November 29, 1990|DOUG LIST

In the aftermath of the explosion of punk music and its accompanying lifestyle in the mid-70s to early 1980s, Hollywood began cranking out teen movies like never before. Yet there is no real correlation to be made between the two movements since filmmakers all but ignored the punk phenomenon and the culture it molded. But far from the safe world of suburban high schools and Hollywood, independent filmmaker Susan Seidelman created Wren, a hyper, just-out-of-high-school Jersey girl, trying to be a part of the New York punk scene in the 1982 film "Smithereens."

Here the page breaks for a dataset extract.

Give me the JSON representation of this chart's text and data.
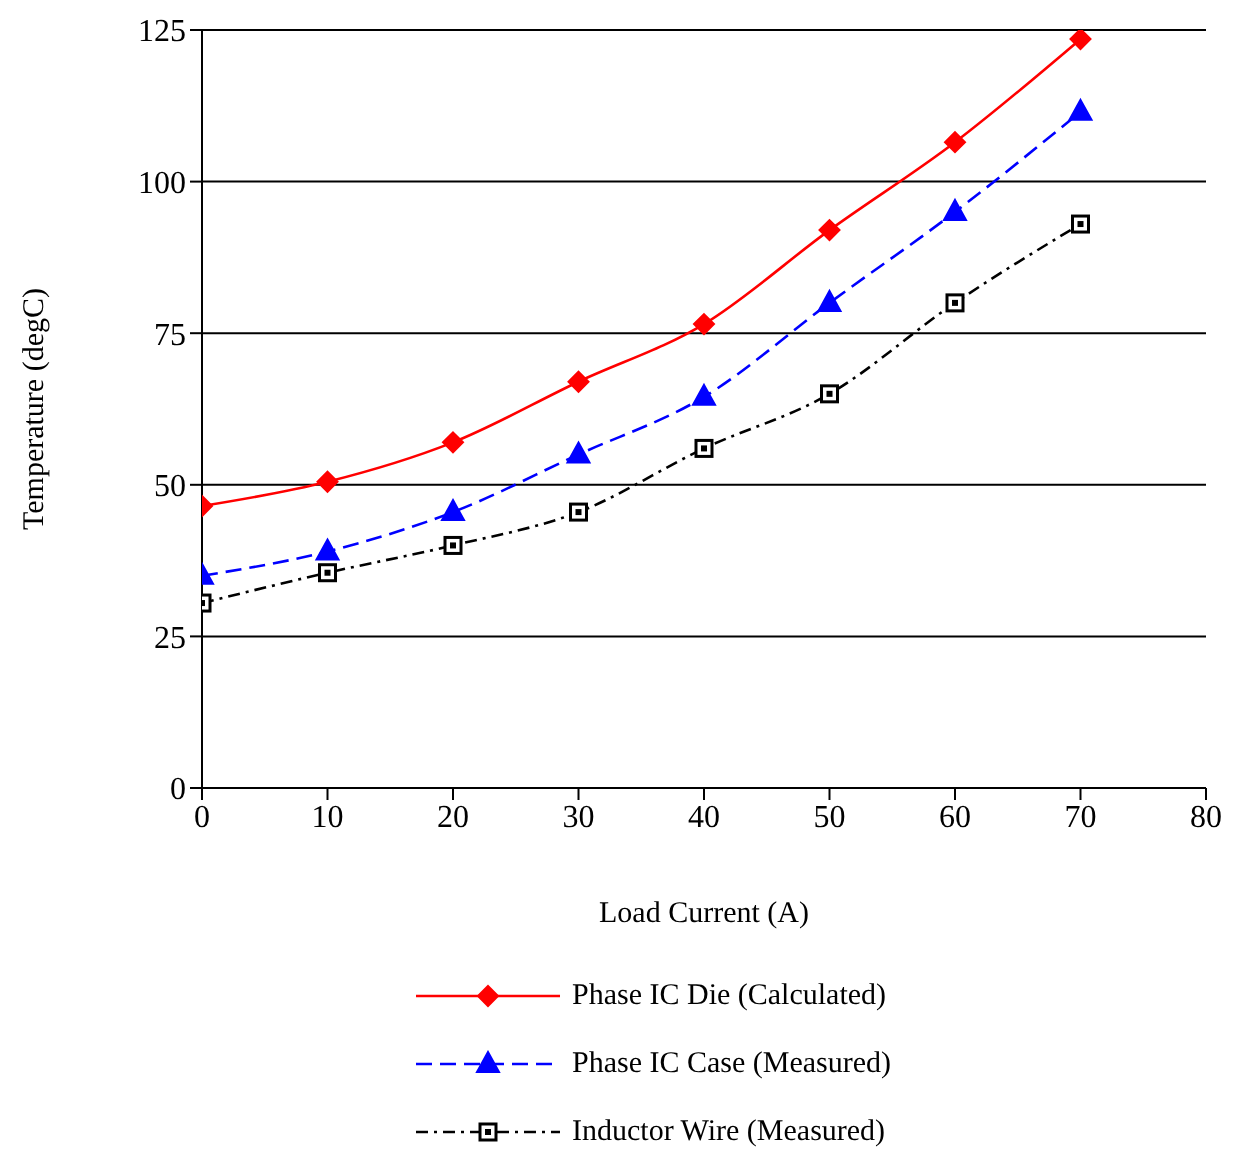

In the spirit of the punk movement that inspired it, the film spews raw spontaneity, stars a mostly non-professional cast and looks like it was made for a few thousand dollars. And, singer-songwriter Richard Hell, co-founder of the seminal punk band Television, is cast as a punker whom Wren tries to latch on to. In the film, his band is called Smithereens, a name used later in the 1980s by a real-life pop band.

But it is Wren's nervy determination to have her 15 minutes of fame that drives "Smithereens." In the opening scene, this skinny girl wearing a hip-hugging miniskirt and silver high heels steals a pair of sunglasses right out of the hand of a woman. Wren, played by Susan Berman, meets Paul, a strait-laced Midwestern guy, while posting Xeroxed pictures of herself on the subway and meets punker Eric, played by Hell, while on a date with Paul.

To Paul, her irresponsibility is exotic, but to everyone else, she's just a pain. But she doesn't seem to notice as she dreams of managing a punk band and moving to Los Angeles where she wants to "be in a swimming pool, eating tacos and signing autographs." Berman, who has appeared in only one film since (Seidelman's "Making Mr. Right"), creates a fascinating girl-woman, amoral and innocent, a perpetual outsider who thinks she is an insider and seemingly doomed by her personality. But Seidelman doesn't turn this pitiful girl's life into a maudlin TV Movie of the Week; it's fun and funny, and the studied seriousness of punk is given a ribbing.

Three years later, Seidelman used the same milieu in her big-budget commercial hit "Desperately Seeking Susan." But "Smithereens" is the rough, home-movie version--the real thing.

"Smithereens" (1982), directed by Susan Seidelman. 90 minutes. No rating.

"Moonlighting" (1982), directed by Jerzy Skolimowski. 97 minutes. Rated PG. An unforgettable story of four Polish construction workers sent to London to renovate the foreign getaway of their wealthy boss. It's comical, touching, newsy and political, a heartfelt tale of workingmen's values and Western consumerism.

"Smile" (1975), directed by Michael Ritchie. 113 minutes. Rated PG. A Michael Ritchie film about America's unbending faith in traditions and pageantry, no matter how tarnished.